CCOG for PHL 202H Fall 2024
- Course Number:
- PHL 202H
- Course Title:
- Ethics: Honors
- Credit Hours:
- 4
- Lecture Hours:
- 40
- Lecture/Lab Hours:
- 0
- Lab Hours:
- 0
Course Description
Intended Outcomes for the course
Upon completion of the course students should be able to:
- Articulate key philosophical arguments in the field of ethics.
- Identify the influence of culturally based perspectives, values and beliefs to examine how diverse philosophical perspectives affect human experience.
- Construct arguments on ethical issues using critical reasoning to identify and investigate philosophical theses and evaluate information and its sources.
- Respond to arguments on ethical issues using critical reasoning to identify and investigate philosophical theses and evaluate information and its sources.
Additional Honors Outcomes:
- Analyze ethical arguments in light of original context and historical responses, along with consideration of contemporary concerns and relevant societal developments.
- Produce and present an original ethical argument in response to a primary text, using methods of philosophical inquiry and research and explaining the reasoning used.
- Lead discussion on a focused ethical topic, either theoretical or an application of ethical theory.
Integrative Learning
Students completing an associate degree at Portland Community College will be able to reflect on one’s work or competencies to make connections between course content and lived experience.

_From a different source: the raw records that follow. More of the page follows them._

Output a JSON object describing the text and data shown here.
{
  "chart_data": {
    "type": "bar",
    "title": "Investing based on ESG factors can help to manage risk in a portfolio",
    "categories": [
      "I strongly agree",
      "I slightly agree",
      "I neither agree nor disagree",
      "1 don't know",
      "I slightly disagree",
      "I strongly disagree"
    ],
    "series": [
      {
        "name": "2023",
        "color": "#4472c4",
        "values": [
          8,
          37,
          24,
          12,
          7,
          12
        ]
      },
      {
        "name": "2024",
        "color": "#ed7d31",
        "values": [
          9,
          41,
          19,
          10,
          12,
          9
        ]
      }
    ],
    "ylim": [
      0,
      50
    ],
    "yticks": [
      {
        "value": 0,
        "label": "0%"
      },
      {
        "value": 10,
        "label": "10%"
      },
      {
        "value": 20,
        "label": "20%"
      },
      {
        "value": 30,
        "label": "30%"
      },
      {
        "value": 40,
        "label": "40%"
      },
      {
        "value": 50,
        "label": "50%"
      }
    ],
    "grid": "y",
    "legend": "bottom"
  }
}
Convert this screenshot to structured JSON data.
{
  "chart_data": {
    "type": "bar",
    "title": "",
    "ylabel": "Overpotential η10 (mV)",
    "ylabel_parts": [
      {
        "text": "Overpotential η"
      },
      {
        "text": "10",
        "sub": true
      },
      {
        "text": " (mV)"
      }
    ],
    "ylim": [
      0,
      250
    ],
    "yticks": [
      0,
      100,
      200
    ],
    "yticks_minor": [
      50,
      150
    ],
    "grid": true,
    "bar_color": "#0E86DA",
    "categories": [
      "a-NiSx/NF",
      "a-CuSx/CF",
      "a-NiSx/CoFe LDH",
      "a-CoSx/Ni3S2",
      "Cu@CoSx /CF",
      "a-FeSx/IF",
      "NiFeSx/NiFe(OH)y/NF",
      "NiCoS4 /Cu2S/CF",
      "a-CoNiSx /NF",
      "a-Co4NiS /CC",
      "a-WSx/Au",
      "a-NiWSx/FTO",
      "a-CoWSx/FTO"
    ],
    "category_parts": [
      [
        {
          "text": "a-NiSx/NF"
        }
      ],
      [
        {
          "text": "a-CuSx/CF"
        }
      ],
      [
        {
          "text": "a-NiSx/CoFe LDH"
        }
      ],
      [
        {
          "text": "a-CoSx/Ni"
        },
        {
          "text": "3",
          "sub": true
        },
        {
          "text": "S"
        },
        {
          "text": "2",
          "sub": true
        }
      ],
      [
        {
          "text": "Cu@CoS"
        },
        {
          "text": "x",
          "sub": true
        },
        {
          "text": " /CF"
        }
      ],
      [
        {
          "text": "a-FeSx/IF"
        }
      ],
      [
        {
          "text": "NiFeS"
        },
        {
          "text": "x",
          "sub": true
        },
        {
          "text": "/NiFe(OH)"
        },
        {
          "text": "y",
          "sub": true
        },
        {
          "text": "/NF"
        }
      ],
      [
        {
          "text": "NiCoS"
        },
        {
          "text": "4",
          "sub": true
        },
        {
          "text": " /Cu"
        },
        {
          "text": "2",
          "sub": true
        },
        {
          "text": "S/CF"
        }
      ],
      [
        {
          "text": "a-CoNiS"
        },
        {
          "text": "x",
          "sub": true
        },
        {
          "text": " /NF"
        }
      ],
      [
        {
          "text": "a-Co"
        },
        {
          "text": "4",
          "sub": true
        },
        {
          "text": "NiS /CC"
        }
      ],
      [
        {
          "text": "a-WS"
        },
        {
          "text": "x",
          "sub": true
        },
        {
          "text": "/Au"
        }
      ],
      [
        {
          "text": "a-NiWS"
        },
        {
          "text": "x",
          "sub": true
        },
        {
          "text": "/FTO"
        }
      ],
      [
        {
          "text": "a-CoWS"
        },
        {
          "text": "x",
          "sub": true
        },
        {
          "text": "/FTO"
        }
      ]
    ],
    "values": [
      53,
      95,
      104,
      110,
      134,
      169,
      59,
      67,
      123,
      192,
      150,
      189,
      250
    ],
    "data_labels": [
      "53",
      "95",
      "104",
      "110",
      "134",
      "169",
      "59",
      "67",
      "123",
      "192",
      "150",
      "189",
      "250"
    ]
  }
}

General education philosophy statement
Philosophy courses ask students to use critical thinking and reasoning skills in multiple ways: to identify the content, structure, and influence of beliefs, to examine how diverse philosophical perspectives affect human experience, and to construct and respond to arguments on a variety of philosophical issues. They encourage students to both create and understand their and others’ frameworks of meaning, and to use this new understanding in their own lived experience.
Outcome Assessment Strategies
Assessment strategies will include some of the following:
- Essays in the form of in-class exams, short papers, or term papers.
- Student presentations.
- Class and small group discussions.
- Portfolios.
- Service learning projects.
- Attendance.
Course Content (Themes, Concepts, Issues and Skills)
The course will focus on the following topics and issues with a primary focus on the Western philosophical tradition:
- Meta-ethics (or Ethical Theory).
- Normative Ethics.
- What is the philosophical significance of core ethical concepts such as good, evil, right,and wrong?How have some historically significant philosophers (including, but not limited to Socrates, Plato, Aristotle, Epicurus, Spinoza, Hobbes, Locke, Hume, Kant, Bentham, Mill,Moore, Ayer) responded to philosophical questions concerning morality
- Epistemological and metaphysical issues that are raised in connection with Ethical Theories (such as, Are Ethical claims knowledge claims? In what ways do persons differ from other sorts of entities?).
Competencies and Skills:
- Comprehend philosophical writings dealing with morality.
- Paraphrase and explain ideas contained in philosophical writings dealing with morality.
- Critique and challenge philosophical ideas dealing with morality.
- Write philosophically coherent arguments concerning ethical theories and issues.
- Engage with others in understanding and presenting ethical theories and historical responses to those theories.
- Participate actively in ethical discussion, contributing and providing support for original ethical insights.
- Facilitate large or small group discussion of interpretations of ethical theories.
- Formulate ethical arguments which reflect understanding of significant issues in ethics.